Dante Alighieri

Qui comincia la vita e costumi dello excellente Poeta vulgari Dante alighieri di Firenze honore e gloria delidioma Fiorentino...

Venice, Vindelinus de Spira, 1477.

Folio (327x230 mm). Collation: a8, e8, a-k10, l-m8, n-s10, t-u8, x-y10, aa-ff10, hh-ii8, kk-oo10, pp12. [373] of [376] leaves, without the blanks a1,2a1 and pp12. Complete, including the first two quires containing the Vita Dantis by Boccaccio, often lacking. Text in two columns, 46-49 lines. Type: 5:89G. In the commentary blank spaces of different shapes and sizes for woodcuts, never printed. Initials painted alternately in red and blue, capitals touched with red. Nineteenth-century English hazel diced calf, over pasteboards.
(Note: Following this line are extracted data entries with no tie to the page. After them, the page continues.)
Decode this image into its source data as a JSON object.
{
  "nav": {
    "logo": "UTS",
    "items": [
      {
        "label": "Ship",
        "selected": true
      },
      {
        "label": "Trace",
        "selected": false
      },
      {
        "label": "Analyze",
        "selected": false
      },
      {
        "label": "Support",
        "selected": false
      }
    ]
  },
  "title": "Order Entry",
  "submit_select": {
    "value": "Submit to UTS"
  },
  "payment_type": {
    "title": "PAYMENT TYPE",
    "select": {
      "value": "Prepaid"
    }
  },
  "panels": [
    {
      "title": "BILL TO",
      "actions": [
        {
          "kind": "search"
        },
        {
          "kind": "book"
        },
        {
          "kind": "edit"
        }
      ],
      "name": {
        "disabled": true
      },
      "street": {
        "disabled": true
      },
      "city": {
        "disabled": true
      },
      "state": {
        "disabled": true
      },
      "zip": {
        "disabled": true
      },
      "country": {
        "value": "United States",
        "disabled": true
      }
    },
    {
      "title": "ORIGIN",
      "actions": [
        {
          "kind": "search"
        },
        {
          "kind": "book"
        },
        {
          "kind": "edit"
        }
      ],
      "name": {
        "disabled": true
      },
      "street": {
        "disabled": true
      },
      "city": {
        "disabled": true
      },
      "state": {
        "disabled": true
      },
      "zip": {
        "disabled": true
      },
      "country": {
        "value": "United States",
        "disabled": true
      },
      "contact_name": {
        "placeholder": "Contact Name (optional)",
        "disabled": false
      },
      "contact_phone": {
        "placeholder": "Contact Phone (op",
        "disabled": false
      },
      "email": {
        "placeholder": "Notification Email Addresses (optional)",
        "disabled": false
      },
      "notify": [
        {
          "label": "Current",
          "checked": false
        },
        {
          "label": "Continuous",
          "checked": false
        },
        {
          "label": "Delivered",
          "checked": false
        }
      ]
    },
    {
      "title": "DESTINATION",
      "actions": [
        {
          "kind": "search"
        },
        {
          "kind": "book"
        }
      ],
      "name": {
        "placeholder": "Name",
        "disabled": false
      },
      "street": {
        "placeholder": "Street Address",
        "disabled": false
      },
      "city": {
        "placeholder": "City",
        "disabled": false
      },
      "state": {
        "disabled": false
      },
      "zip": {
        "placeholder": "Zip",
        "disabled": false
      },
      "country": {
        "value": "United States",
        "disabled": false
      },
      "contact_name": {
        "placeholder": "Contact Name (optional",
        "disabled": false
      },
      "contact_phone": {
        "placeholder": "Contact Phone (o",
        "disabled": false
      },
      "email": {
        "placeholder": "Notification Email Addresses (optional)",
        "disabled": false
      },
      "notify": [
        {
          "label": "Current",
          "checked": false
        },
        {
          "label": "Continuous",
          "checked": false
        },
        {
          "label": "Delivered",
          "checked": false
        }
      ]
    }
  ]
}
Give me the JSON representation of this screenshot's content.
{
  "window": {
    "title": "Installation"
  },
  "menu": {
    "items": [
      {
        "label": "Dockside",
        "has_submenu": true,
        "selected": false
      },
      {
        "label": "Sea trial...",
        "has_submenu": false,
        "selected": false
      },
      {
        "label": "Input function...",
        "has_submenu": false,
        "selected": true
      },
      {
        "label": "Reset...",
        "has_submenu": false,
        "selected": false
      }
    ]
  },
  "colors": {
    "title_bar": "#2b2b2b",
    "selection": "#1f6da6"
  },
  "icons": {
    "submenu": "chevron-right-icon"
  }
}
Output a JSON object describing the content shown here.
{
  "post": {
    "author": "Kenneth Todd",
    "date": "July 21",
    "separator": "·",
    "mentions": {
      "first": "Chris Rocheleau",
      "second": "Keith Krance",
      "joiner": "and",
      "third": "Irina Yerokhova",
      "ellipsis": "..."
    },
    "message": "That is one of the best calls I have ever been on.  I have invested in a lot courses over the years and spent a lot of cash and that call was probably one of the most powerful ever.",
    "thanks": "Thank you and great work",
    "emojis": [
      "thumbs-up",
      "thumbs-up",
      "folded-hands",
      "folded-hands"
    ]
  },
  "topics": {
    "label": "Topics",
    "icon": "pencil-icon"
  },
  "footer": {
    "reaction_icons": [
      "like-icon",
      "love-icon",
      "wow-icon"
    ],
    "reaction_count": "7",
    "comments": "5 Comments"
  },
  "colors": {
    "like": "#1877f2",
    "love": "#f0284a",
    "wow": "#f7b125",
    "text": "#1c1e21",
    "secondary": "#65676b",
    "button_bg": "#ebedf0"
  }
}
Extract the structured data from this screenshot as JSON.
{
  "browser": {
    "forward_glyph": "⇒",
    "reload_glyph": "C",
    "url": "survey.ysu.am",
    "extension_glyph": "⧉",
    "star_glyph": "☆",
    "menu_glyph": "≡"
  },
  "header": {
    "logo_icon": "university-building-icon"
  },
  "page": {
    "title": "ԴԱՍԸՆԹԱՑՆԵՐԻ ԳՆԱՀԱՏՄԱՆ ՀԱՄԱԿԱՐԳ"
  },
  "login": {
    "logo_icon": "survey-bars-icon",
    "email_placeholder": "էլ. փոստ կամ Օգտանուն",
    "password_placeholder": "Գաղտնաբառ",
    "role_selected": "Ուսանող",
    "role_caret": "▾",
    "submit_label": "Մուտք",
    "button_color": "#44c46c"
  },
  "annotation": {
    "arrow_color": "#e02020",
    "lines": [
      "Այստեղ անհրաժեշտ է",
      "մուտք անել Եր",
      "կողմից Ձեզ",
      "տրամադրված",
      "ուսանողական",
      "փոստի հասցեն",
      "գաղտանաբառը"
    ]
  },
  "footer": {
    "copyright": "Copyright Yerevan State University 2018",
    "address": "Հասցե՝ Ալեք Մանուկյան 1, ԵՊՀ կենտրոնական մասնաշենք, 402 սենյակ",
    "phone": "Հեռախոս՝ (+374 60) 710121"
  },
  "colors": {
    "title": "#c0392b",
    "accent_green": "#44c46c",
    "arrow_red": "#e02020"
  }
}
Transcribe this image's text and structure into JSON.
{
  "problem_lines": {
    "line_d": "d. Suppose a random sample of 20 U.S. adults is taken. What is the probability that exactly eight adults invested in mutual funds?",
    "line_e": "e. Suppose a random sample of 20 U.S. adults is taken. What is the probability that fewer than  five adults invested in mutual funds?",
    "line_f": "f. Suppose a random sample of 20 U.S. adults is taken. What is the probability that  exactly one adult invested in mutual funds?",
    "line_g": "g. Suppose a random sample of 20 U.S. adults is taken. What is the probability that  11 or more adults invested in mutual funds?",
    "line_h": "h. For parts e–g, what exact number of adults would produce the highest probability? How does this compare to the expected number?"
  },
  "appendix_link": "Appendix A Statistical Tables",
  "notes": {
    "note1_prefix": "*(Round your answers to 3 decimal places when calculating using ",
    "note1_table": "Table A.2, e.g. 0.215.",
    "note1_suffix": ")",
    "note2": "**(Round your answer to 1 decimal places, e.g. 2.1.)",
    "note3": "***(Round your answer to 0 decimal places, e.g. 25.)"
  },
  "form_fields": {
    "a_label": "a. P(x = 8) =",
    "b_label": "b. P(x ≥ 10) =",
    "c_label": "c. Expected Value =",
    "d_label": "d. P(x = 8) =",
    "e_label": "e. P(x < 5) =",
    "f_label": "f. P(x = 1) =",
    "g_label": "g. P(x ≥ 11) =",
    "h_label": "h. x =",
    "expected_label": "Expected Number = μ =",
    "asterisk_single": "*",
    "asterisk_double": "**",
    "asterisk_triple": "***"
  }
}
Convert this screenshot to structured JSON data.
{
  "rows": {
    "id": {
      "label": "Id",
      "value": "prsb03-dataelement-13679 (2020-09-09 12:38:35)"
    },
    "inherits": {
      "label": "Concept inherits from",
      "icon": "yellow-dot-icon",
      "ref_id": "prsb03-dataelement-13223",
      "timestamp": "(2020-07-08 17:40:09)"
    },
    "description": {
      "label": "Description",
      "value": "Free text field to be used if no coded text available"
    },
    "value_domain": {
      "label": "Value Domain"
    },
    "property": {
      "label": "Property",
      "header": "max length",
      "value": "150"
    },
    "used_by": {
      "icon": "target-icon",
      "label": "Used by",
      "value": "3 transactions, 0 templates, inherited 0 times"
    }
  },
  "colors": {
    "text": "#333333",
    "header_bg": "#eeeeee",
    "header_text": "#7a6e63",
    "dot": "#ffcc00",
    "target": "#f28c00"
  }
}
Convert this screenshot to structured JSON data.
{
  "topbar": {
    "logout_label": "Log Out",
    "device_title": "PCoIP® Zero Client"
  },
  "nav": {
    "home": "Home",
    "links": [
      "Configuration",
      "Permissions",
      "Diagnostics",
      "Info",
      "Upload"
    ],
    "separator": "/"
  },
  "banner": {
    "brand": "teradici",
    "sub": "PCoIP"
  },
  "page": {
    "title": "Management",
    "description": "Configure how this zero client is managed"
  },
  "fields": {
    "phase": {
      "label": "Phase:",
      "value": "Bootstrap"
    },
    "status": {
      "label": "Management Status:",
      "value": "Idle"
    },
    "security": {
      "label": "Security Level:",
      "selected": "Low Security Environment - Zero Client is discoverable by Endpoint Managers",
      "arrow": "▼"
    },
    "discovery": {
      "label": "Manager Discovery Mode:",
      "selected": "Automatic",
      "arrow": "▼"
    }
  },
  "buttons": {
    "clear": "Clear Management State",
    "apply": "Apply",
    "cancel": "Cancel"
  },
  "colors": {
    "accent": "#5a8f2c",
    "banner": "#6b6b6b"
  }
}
Spine with six raised bands, compartments underlined by gilt fillets and narrow frieze; title in gilt lettering. Marbled pastedowns and flyleaves, inside dentelles. Edges green speckled. The lower cover slightly scuffed. A very fine, wide-margined copy. A few small wormholes on the first and final leaves, with the partial loss of a few letters. Old repairs to the margins of the last leaf, a short tear at the gutter. A few maniculae, marginal markings, and numerous glosses in a contemporary hand. Bibliographical notes in Italian and English on the recto of the rear flyleaf.

Provenance: ‘Iste liber ad usum magistri Jacobi pazzi et fratris mattei costaforti' (contemporary ownership inscription on fol. pp11r); Livio Ambrogio collection.

A beautiful copy of the first edition of the Commedia to contain a commentary and other earlier encomiastic and exegetical texts: a publishing initiative which testifies to the common practice in the fifteenth century of reading Dante with the assistance ofsummaries, biographies, and commentaries. The volume was prepared by the humanist Cristoforo Berardi from Pesaro, and it is one of the few books produced by the second Venetian press established by Vindelinus in 1476. In contrast with other fifteenth-century editions of the Commedia, and possibly as a consequence of the particular manuscript used as copy-text, in setting the volume Vindelinus employed not a roman type, but a gothic one. The vernacular commentary accompanying the poem is the Comento by Iacomo della Lana, one of the most authoritative Dante commentators of the late fourteenth century, though in this edition it is wrongly ascribed to Benvenuto da Imola. By way of introduction the Vindeliniana presents the first edition of the Trattatello in laude di Dante by Giovanni Boccaccio, the text of which was probably only added at the end of printing, since it is missing from many of the surviving copies. The other works included are the so-called Credo piccolo by Iacomo della Lana, the well-known capitoli on the first cantica composed in the fourteenth century by Jacopo Alighieri – one of Dante's sons – and Bosone da Gubbio, the Credo at the time ascribed to Dante, and the famous sonnet Dante Alighieri son, Minerva oscura, sometimes credited to Boccaccio himself. Except for the Credo, these works are all printed here for the first time.
The colophon is in the form of a sonnet composed by Cristoforo Berardi, who calls Dante “inclito et divo dante alleghieri Fiorentin poeta” (i.e. “illustrious and divine Dante Alighieri Florentine poet”). It has been suggested that the use of the epithet ‘divine' here led to the poem later – beginning with Ludovico Dolce's edition printed by Giolito in 1555 – being called the Divina Commedia, whereas in the fifteenth century and earlier it was simply known as the Commedia.